C’est depuis plusieurs décennies maintenant que la partie Est de la RDC est en proie à l’activisme des groupes armés. Le M-23, une ancienne rébellion Tutsi vaincue en 2013, a repris, depuis 2021 ; son activisme en province du Nord-Kivu. Son retrait annoncé depuis le 23 décembre 2022 n’est toujours pas effectif, des combats sont signalés au quotidien entre ce mouvement terroriste et les autres forces dans la zone.
Cette situation crée une instabilité sans précédent au sein de toute la région des Grands-Lacs africains. Parmi les conséquences de cette situation, figurent les déplacements massifs des populations congolaises vers les pays voisins dont le Rwanda, le Burundi, l’Ouganda, etc.

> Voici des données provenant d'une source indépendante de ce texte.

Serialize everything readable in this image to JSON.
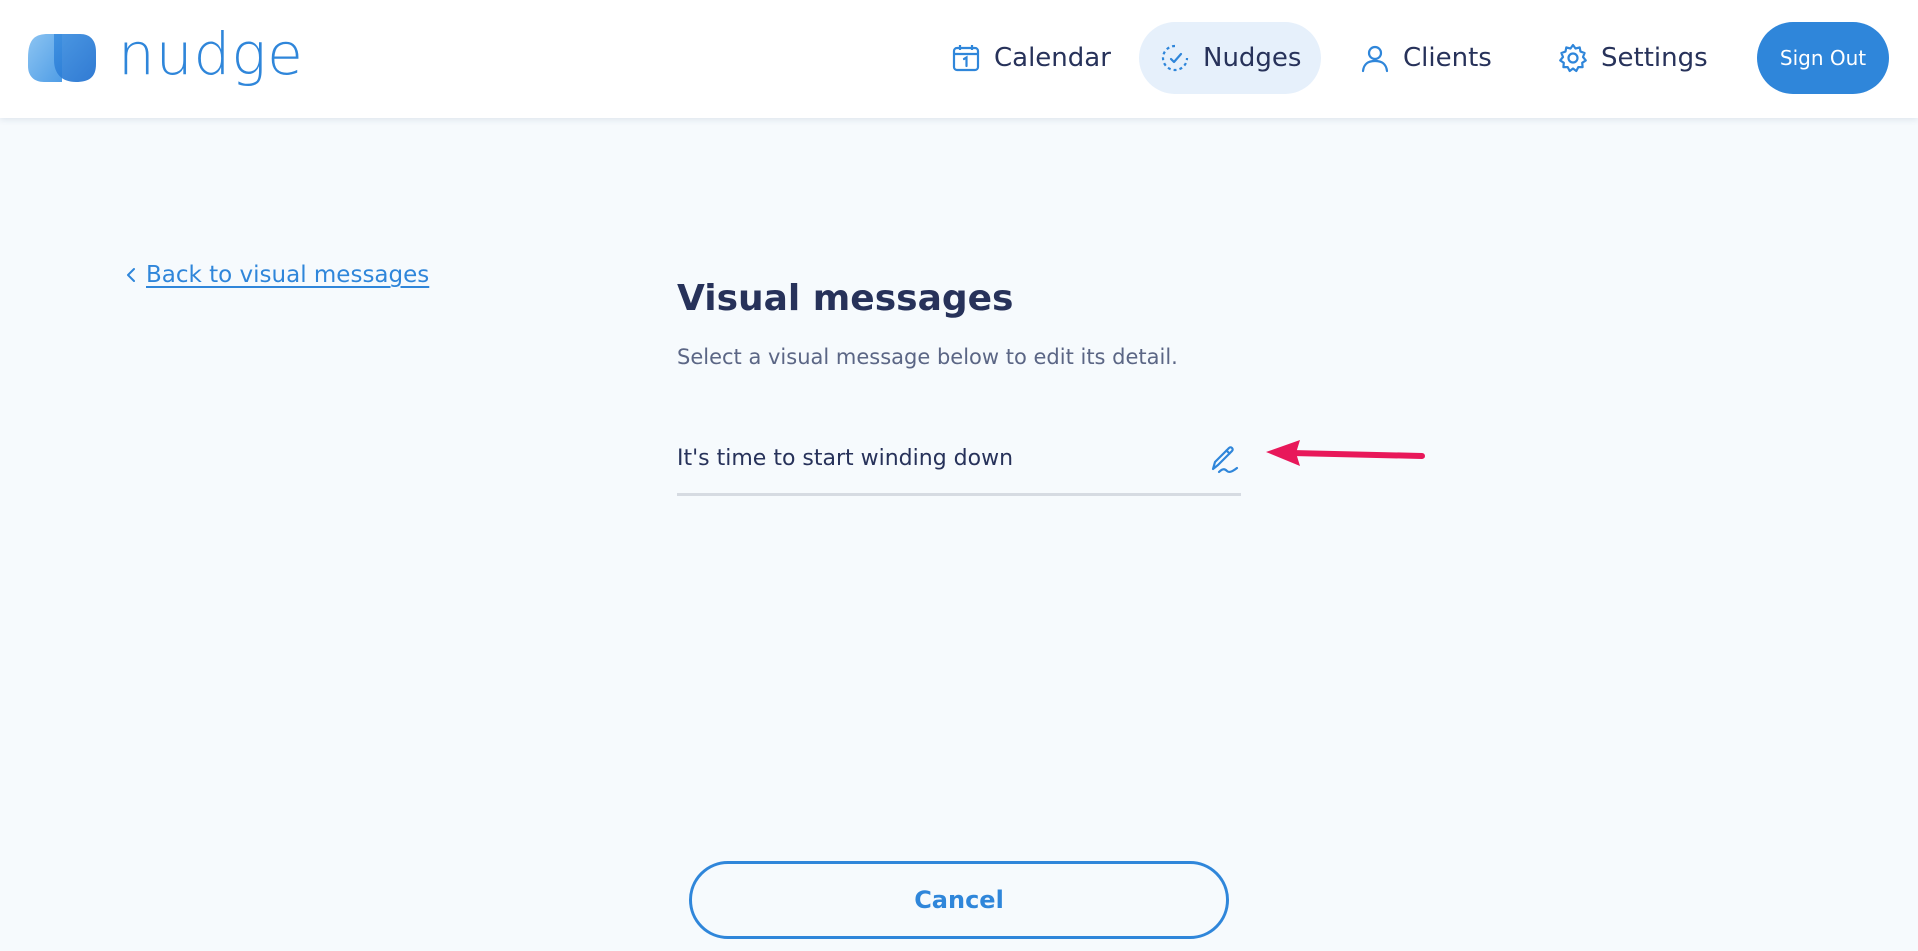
{
  "app": {
    "logo_text": "nudge",
    "accent_color": "#2f86da",
    "text_color": "#27325a"
  },
  "nav": {
    "items": [
      {
        "label": "Calendar",
        "icon": "calendar-icon"
      },
      {
        "label": "Nudges",
        "icon": "nudges-icon",
        "active": true
      },
      {
        "label": "Clients",
        "icon": "user-icon"
      },
      {
        "label": "Settings",
        "icon": "gear-icon"
      }
    ],
    "sign_out_label": "Sign Out"
  },
  "back_link": {
    "label": "Back to visual messages",
    "icon": "chevron-left-icon"
  },
  "page": {
    "title": "Visual messages",
    "subtitle": "Select a visual message below to edit its detail."
  },
  "messages": [
    {
      "text": "It's time to start winding down",
      "icon": "pen-icon"
    }
  ],
  "annotation": {
    "icon": "arrow-left-icon",
    "color": "#e8185a"
  },
  "footer": {
    "cancel_label": "Cancel"
  }
}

Le président rwandais Paul Kagame a annoncé, le lundi 9 janvier 2023, que son pays ne pourra plus accueillir les réfugiés congolais. Selon ses propos, la question des réfugiés congolais n’est pas un problème du Rwanda, et ce dernier ne doit pas supporter ce fardeau.
Les réfugiés Congolais rejettés par leur auteur !
Des sources concordantes soutiennent que Paul Kagame est à l’origine du génocide rwandais en 1994 (il est noté au moins 800 000 personnes tuées entre avril et juillet 1994, et au moins deux millions de personnes déplacées, réfugiées et exilées).
Ce génocide a provoqué de milliers de réfugiés qui se sont éparpillés dans des pays voisins, et principalement en RDC (Zaïre à l’époque). Cette question demeure l’une des grands fléaux au centre de la déstabilisation de la région des Grands-Lacs africains.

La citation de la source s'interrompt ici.